What is the Philadelphia Neighborhood Corpus?

Since 1972, W. Labov (later with G. Sankoff) has been teaching a bi-yearly course at the University of Pennsylvania entitled "The Study of the Speech Community" (LING560). The LING560 reports and recordings comprise by far the largest single sociolinguistic corpus of any speech community.

A total of 59 studies compiled 1,087 recordings. The selection of neighborhoods in the LING560 studies was informed by the NSF-funded research project on Linguistic Change and Variation in Philadelphia in the 1970's [LCV], designed to identify the social location of the leaders of linguistic change (Labov 1980, 2001). The socio-economic range of the LCV base sample of 116 speakers ranged from lower working class to upper class. The most advanced speakers were found in the middle working class neighborhoods of Kensington and the upper working class neighborhoods of South Philadelphia.

Google map of Philadelphia neighborhoods included in the PNC corpus

Philadelphia neighborhoods sampled in the PNC corpus. Click on the image for a larger version.

The L560 studies were concentrated in these two regions of the city. Many of the L560 reports study residents of similar neighborhoods so that it is possible to trace the similarities and differences in linguistic behavior in closely spaced intervals.
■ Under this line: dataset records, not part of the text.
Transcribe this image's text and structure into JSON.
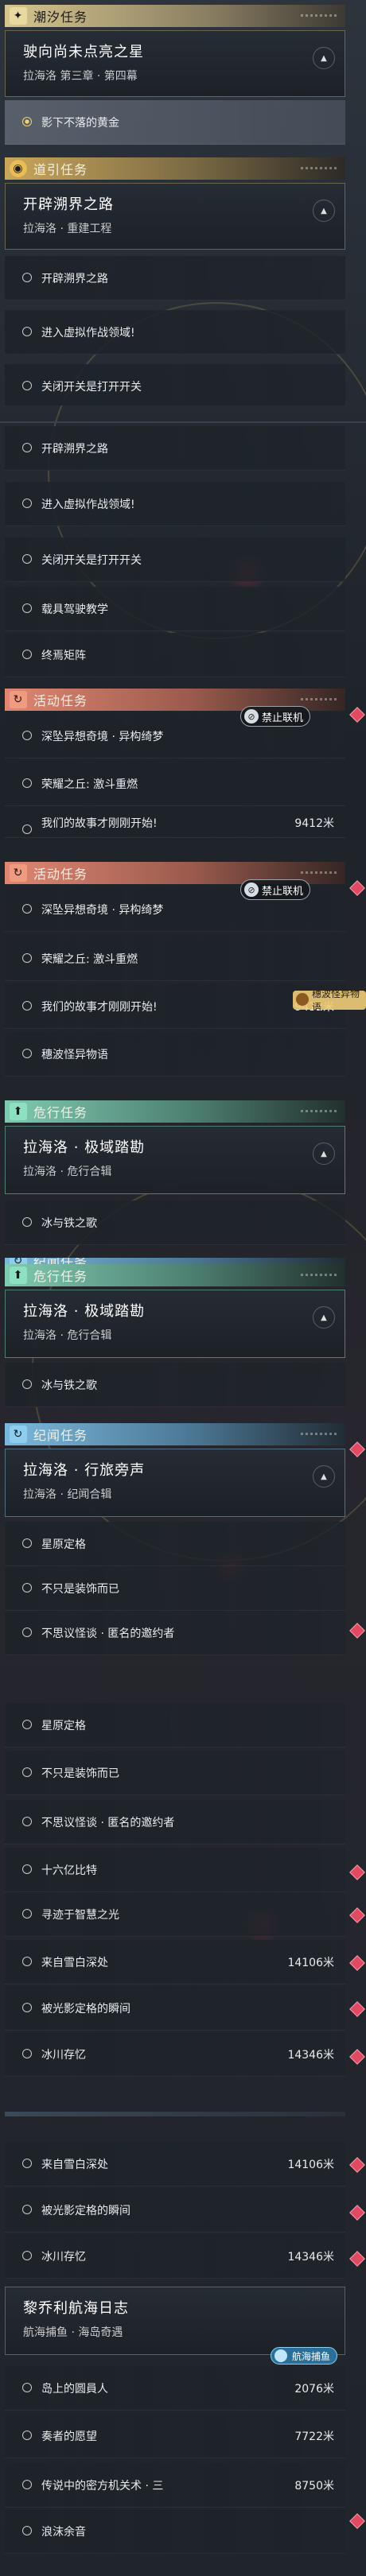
{
  "sections": {
    "tide": "潮汐任务",
    "guide": "道引任务",
    "event": "活动任务",
    "danger": "危行任务",
    "chronicle": "纪闻任务"
  },
  "quests": {
    "tide_main": {
      "title": "驶向尚未点亮之星",
      "sub": "拉海洛 第三章 · 第四幕",
      "step": "影下不落的黄金"
    },
    "guide_main": {
      "title": "开辟溯界之路",
      "sub": "拉海洛 · 重建工程"
    },
    "guide_steps": [
      "开辟溯界之路",
      "进入虚拟作战领域!",
      "关闭开关是打开开关",
      "载具驾驶教学",
      "终焉矩阵"
    ],
    "event_steps": [
      "深坠异想奇境 · 异构绮梦",
      "荣耀之丘: 激斗重燃",
      "我们的故事才刚刚开始!",
      "穗波怪异物语"
    ],
    "event_dist": "9412米",
    "danger_main": {
      "title": "拉海洛 · 极域踏勘",
      "sub": "拉海洛 · 危行合辑",
      "step": "冰与铁之歌"
    },
    "chron_main": {
      "title": "拉海洛 · 行旅旁声",
      "sub": "拉海洛 · 纪闻合辑"
    },
    "chron_steps": [
      "星原定格",
      "不只是装饰而已",
      "不思议怪谈 · 匿名的邀约者",
      "十六亿比特",
      "寻迹于智慧之光",
      "来自雪白深处",
      "被光影定格的瞬间",
      "冰川存忆"
    ],
    "chron_dist_snow": "14106米",
    "chron_dist_ice": "14346米",
    "voyage_main": {
      "title": "黎乔利航海日志",
      "sub": "航海捕鱼 · 海岛奇遇"
    },
    "voyage_steps": [
      "岛上的圆員人",
      "奏者的愿望",
      "传说中的密方机关术 · 三",
      "浪沫余音"
    ],
    "voyage_dist": [
      "2076米",
      "7722米",
      "8750米"
    ]
  },
  "badges": {
    "forbidden": "禁止联机",
    "story": "穗波怪异物语",
    "voyage": "航海捕鱼"
  },
  "colors": {
    "accent_gold": "#d6c58e",
    "event": "#e08772",
    "danger": "#7fcab0",
    "chronicle": "#7bb8dd",
    "marker": "#e04a63"
  }
}
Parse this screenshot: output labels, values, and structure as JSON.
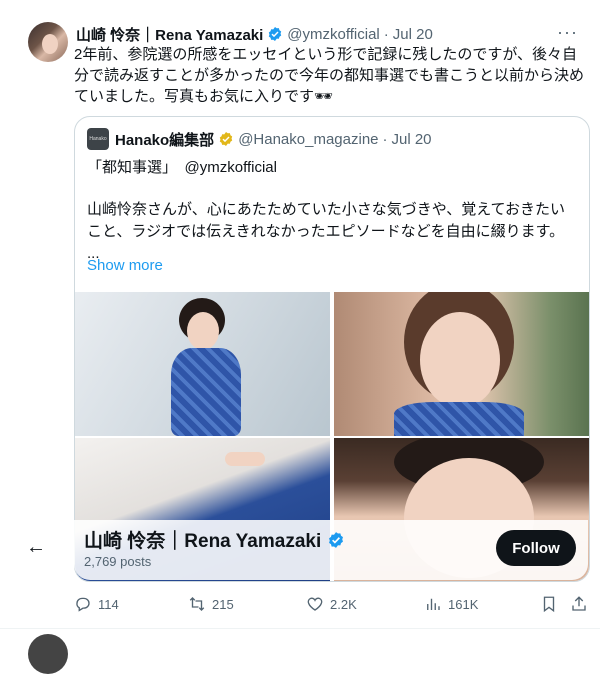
{
  "tweet": {
    "author_name": "山崎 怜奈｜Rena Yamazaki",
    "handle": "@ymzkofficial",
    "separator": "·",
    "date": "Jul 20",
    "more": "···",
    "text": "2年前、参院選の所感をエッセイという形で記録に残したのですが、後々自分で読み返すことが多かったので今年の都知事選でも書こうと以前から決めていました。写真もお気に入りです🕶"
  },
  "quote": {
    "avatar_text": "Hanako",
    "author_name": "Hanako編集部",
    "handle": "@Hanako_magazine",
    "separator": "·",
    "date": "Jul 20",
    "line1": "「都知事選」　@ymzkofficial",
    "line2": "山崎怜奈さんが、心にあたためていた小さな気づきや、覚えておきたいこと、ラジオでは伝えきれなかったエピソードなどを自由に綴ります。",
    "line3": "...",
    "show_more": "Show more"
  },
  "profile_card": {
    "back_icon": "←",
    "name": "山崎 怜奈｜Rena Yamazaki",
    "posts": "2,769 posts",
    "follow_label": "Follow"
  },
  "actions": {
    "replies": "114",
    "reposts": "215",
    "likes": "2.2K",
    "views": "161K"
  },
  "colors": {
    "accent": "#1d9bf0",
    "verified": "#1d9bf0",
    "verified_gold": "#e2b719",
    "text": "#0f1419",
    "muted": "#536471"
  }
}
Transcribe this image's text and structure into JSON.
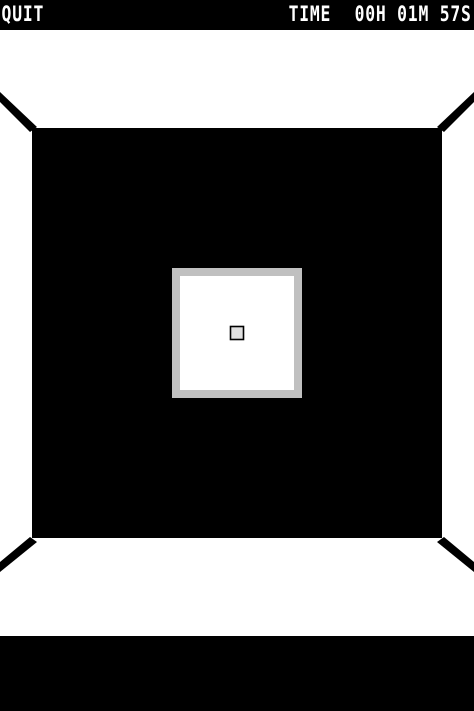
{
  "header": {
    "quit_label": "QUIT",
    "time_label": "TIME",
    "time_value": "00H 01M 57S"
  },
  "colors": {
    "background": "#000000",
    "wall": "#ffffff",
    "frame": "#c0c0c0",
    "text": "#ffffff"
  }
}
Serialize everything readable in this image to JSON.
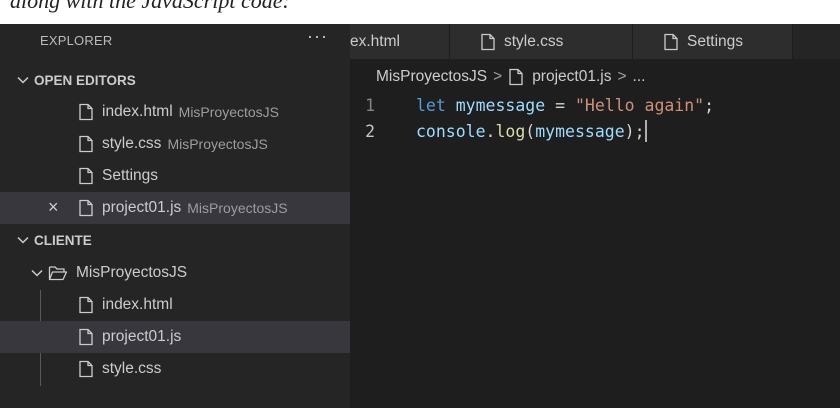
{
  "caption": {
    "text": "along with the JavaScript code:"
  },
  "explorer": {
    "title": "EXPLORER",
    "more": "···",
    "open_editors": {
      "header": "OPEN EDITORS",
      "items": [
        {
          "name": "index.html",
          "desc": "MisProyectosJS"
        },
        {
          "name": "style.css",
          "desc": "MisProyectosJS"
        },
        {
          "name": "Settings",
          "desc": ""
        },
        {
          "name": "project01.js",
          "desc": "MisProyectosJS",
          "close": "×"
        }
      ]
    },
    "workspace": {
      "header": "CLIENTE",
      "folder": "MisProyectosJS",
      "files": [
        "index.html",
        "project01.js",
        "style.css"
      ]
    }
  },
  "tabs": [
    {
      "label": "ex.html"
    },
    {
      "label": "style.css"
    },
    {
      "label": "Settings"
    }
  ],
  "breadcrumb": {
    "folder": "MisProyectosJS",
    "sep": ">",
    "file": "project01.js",
    "tail": "..."
  },
  "code": {
    "lines": [
      {
        "number": "1",
        "kw": "let",
        "var": "mymessage",
        "op": " = ",
        "str": "\"Hello again\"",
        "end": ";"
      },
      {
        "number": "2",
        "obj": "console",
        "dot": ".",
        "fn": "log",
        "open": "(",
        "arg": "mymessage",
        "close": ");"
      }
    ]
  },
  "colors": {
    "sidebar_bg": "#252526",
    "editor_bg": "#1e1e1e",
    "selected_row": "#37373d",
    "keyword": "#569cd6",
    "variable": "#9cdcfe",
    "string": "#ce9178",
    "function": "#dcdcaa"
  }
}
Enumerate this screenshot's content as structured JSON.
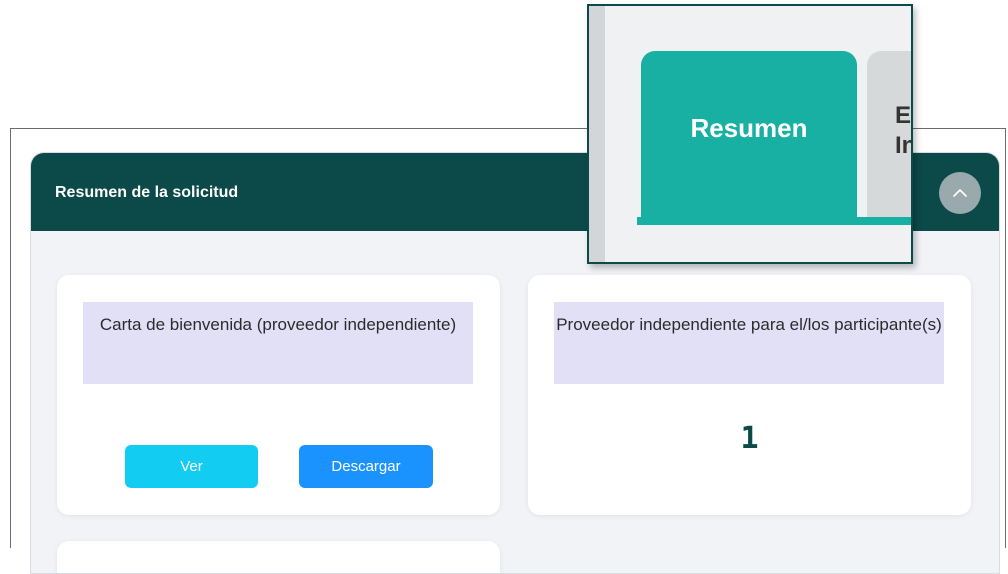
{
  "panel": {
    "title": "Resumen de la solicitud",
    "collapse_icon": "chevron-up-icon"
  },
  "cards": {
    "welcome_letter": {
      "label": "Carta de bienvenida (proveedor independiente)",
      "view_button": "Ver",
      "download_button": "Descargar"
    },
    "independent_provider": {
      "label": "Proveedor independiente para el/los participante(s)",
      "count": "1"
    }
  },
  "zoom_tabs": {
    "active_tab": "Resumen",
    "next_tab_partial": "E\nIn"
  },
  "colors": {
    "header_bg": "#0b4a48",
    "label_bg": "#e2e0f7",
    "ver_button": "#12cdf1",
    "descargar_button": "#1a93ff",
    "active_tab": "#18b0a3"
  }
}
The recordings generated by each group have been deposited in the Linguistics Laboratory archive at the University of Pennsylvania, along with the final report at the end of the academic year. The final report contains a history of the fieldwork, with all personal and place names replaced by pseudonyms. It includes demographic information on each speaker, sociometric diagrams of local social structure, and linguistic analyses of linguistic variables selected by the group for quantitative and experimental study.


The interviews currently included in the corpus have been transcribed as part of the ongoing NSF research project "Automatic Alignment and Analysis of Linguistic Change" (NSF grant 921643 to W. Labov).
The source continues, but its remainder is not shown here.